An article in Crain's Chicago Business talks about developer Sterling Bay acquiring riverfront properties on Chicago's North Side including the former Finkl Steel site and now Sipi Metals. Get your pictures while you can of gondolas on Sipi's spur.
http://www.chicagobusiness.com/realestate/20170801/CRED03/170809988/sterling-bay-cuts-105-million-deal-with-city-for-riverside-parcelThe article is focused on the purchase of the City of Chicago facility where Wabansia dead ends at Throop. This building used to be part of the huge Proctor & Gamble plant which closed around 1990. You can see in the aerial photo that accompanies the article the two large doors facing Wabansia where the Milwaukee Road once switched boxcars in and out for outbound shipments I believe of soap.
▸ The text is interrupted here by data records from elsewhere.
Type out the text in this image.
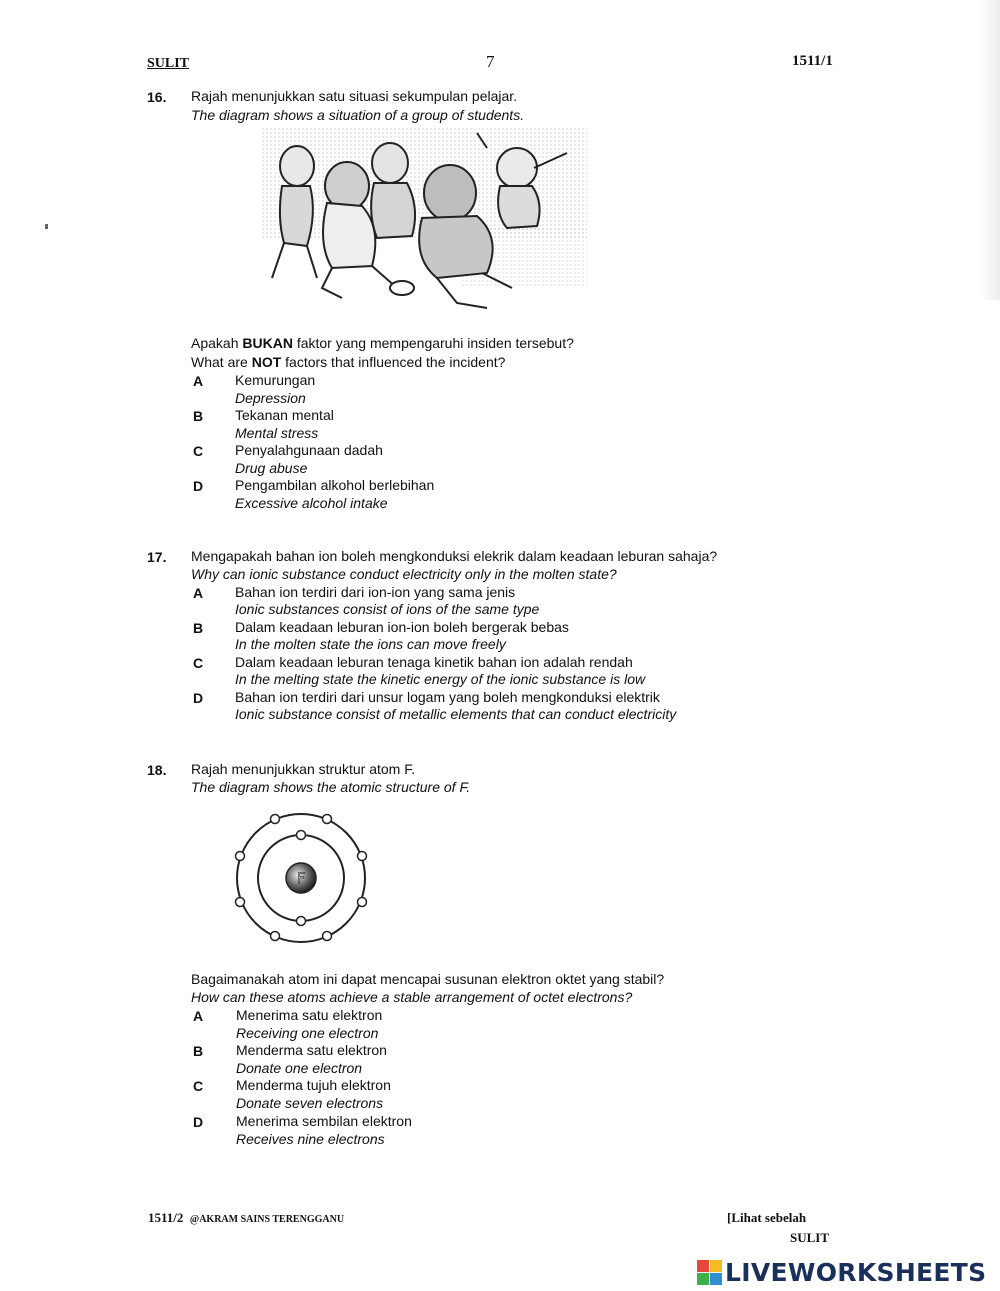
SULIT	7	1511/1
16. Rajah menunjukkan satu situasi sekumpulan pelajar.
The diagram shows a situation of a group of students.
Apakah BUKAN faktor yang mempengaruhi insiden tersebut?
What are NOT factors that influenced the incident?
A Kemurungan
Depression
B Tekanan mental
Mental stress
C Penyalahgunaan dadah
Drug abuse
D Pengambilan alkohol berlebihan
Excessive alcohol intake
17. Mengapakah bahan ion boleh mengkonduksi elekrik dalam keadaan leburan sahaja?
Why can ionic substance conduct electricity only in the molten state?
A Bahan ion terdiri dari ion-ion yang sama jenis
Ionic substances consist of ions of the same type
B Dalam keadaan leburan ion-ion boleh bergerak bebas
In the molten state the ions can move freely
C Dalam keadaan leburan tenaga kinetik bahan ion adalah rendah
In the melting state the kinetic energy of the ionic substance is low
D Bahan ion terdiri dari unsur logam yang boleh mengkonduksi elektrik
Ionic substance consist of metallic elements that can conduct electricity
18. Rajah menunjukkan struktur atom F.
The diagram shows the atomic structure of F.
F
Bagaimanakah atom ini dapat mencapai susunan elektron oktet yang stabil?
How can these atoms achieve a stable arrangement of octet electrons?
A Menerima satu elektron
Receiving one electron
B Menderma satu elektron
Donate one electron
C Menderma tujuh elektron
Donate seven electrons
D Menerima sembilan elektron
Receives nine electrons
1511/2 @AKRAM SAINS TERENGGANU	[Lihat sebelah
SULIT
LIVEWORKSHEETS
This traffic later shifted to trucks but P&G continued to receive rail service from the C&NW with inbound loads of raw materials on tank cars from the south along Magnolia until it closed. A Home Depot now sits on that part of the old P&G site.
Prior to P&G being on that site, it was the home of an Illinois Steel (part of US Steel) plant and serviced by an isloated EJ&E operation. The EJ&E (owned by USS) interchanged with both the Milwaukee Road and the C&NW at the Rolling Mill Yard which was between Sipi Metals and the Kennedy Expressway today.